I crept around the apartment like the Texan was listening at the door. I didn't bother getting changed, but put my pajamas on and braided my hair. I folded the laundry I'd done and left Tawny's on his bed, whilst I waited for Tawny to return home; I jumped every time I heard someone walk along the corridor. Neither Tawny nor I had bothered to get to know our neighbours, and I'd only seen two or three other people who lived in our building, which had around one hundred apartments in it.

It was typical that Tawny would get home late that evening; by that time, I was practically crawling up the walls, I was so jumpy.

"Hey Lex," Tawny dropped the paper bag of our dinner on the counter and shrugged out of his jacket. "There was a freaking accident at the site; bloody wires were screwed the second we wired them in, there was going to be problems…"

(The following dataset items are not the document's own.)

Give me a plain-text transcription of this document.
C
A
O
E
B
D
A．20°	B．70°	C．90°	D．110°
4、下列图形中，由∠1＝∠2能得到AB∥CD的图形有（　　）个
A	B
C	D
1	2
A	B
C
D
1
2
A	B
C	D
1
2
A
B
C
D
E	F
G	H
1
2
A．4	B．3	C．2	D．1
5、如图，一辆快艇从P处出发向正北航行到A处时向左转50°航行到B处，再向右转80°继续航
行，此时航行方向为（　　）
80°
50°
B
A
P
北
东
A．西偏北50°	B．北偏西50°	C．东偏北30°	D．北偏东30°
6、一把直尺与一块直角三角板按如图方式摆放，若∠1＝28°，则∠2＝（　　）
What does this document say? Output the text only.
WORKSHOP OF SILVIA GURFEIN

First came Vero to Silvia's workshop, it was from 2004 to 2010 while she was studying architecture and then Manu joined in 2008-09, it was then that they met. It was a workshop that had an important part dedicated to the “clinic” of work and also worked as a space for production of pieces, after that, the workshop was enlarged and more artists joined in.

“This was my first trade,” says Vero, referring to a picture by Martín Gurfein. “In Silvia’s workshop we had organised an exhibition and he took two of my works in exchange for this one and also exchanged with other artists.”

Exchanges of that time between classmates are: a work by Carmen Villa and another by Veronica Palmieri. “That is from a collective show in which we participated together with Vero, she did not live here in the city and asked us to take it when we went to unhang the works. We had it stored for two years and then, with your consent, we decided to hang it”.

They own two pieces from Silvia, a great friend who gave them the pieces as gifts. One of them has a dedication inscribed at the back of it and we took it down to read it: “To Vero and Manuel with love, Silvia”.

"Cheaper is better," I shrugged, hovering close to him. "Did you fix it?"

"Nah. After fourteen hours, they stop paying us. If the freaking site burns to the ground, they deserve it. Hungry?"

"Starving," I said, slipping into the kitchen for cans of soda and some plates. We sat hunched over food silently for a few minutes before Tawny flicked a corn chip at me.

"You had an okay day?"

"It was long," I said slowly, taking a bite of my food. "But Mr. Webster is giving me tomorrow off – unpaid."

"You should relax and get some sleep; you look like death warmed over." Tawny leant over and stole some of my enchilada, his arm brushing against mine and I swallowed hard. Tomorrow, our breakfast was tomorrow.

"Like I said, I had a long day," I sat back and watched him eat most of my food. The thought of breakfast the next day had taken a weight off my shoulders; we'd sit down and discuss how we felt like reasonable adults, and how we'd make it work. Other people had made relationships work, even with age differences. We could do it. The cold feeling that had clenched my stomach since the market place was slowly disappearing.

"Get off," I shoved Tawny away from my plate, which was now half empty, and reclaimed my fork. "What time are we heading off to breakfast tomorrow?"

"I've gotta be back at work about 6am, so I'll meet you there at about 9:30," Tawny sighed. "Fuck, do you think that Zack will pull us out of here any time soon?"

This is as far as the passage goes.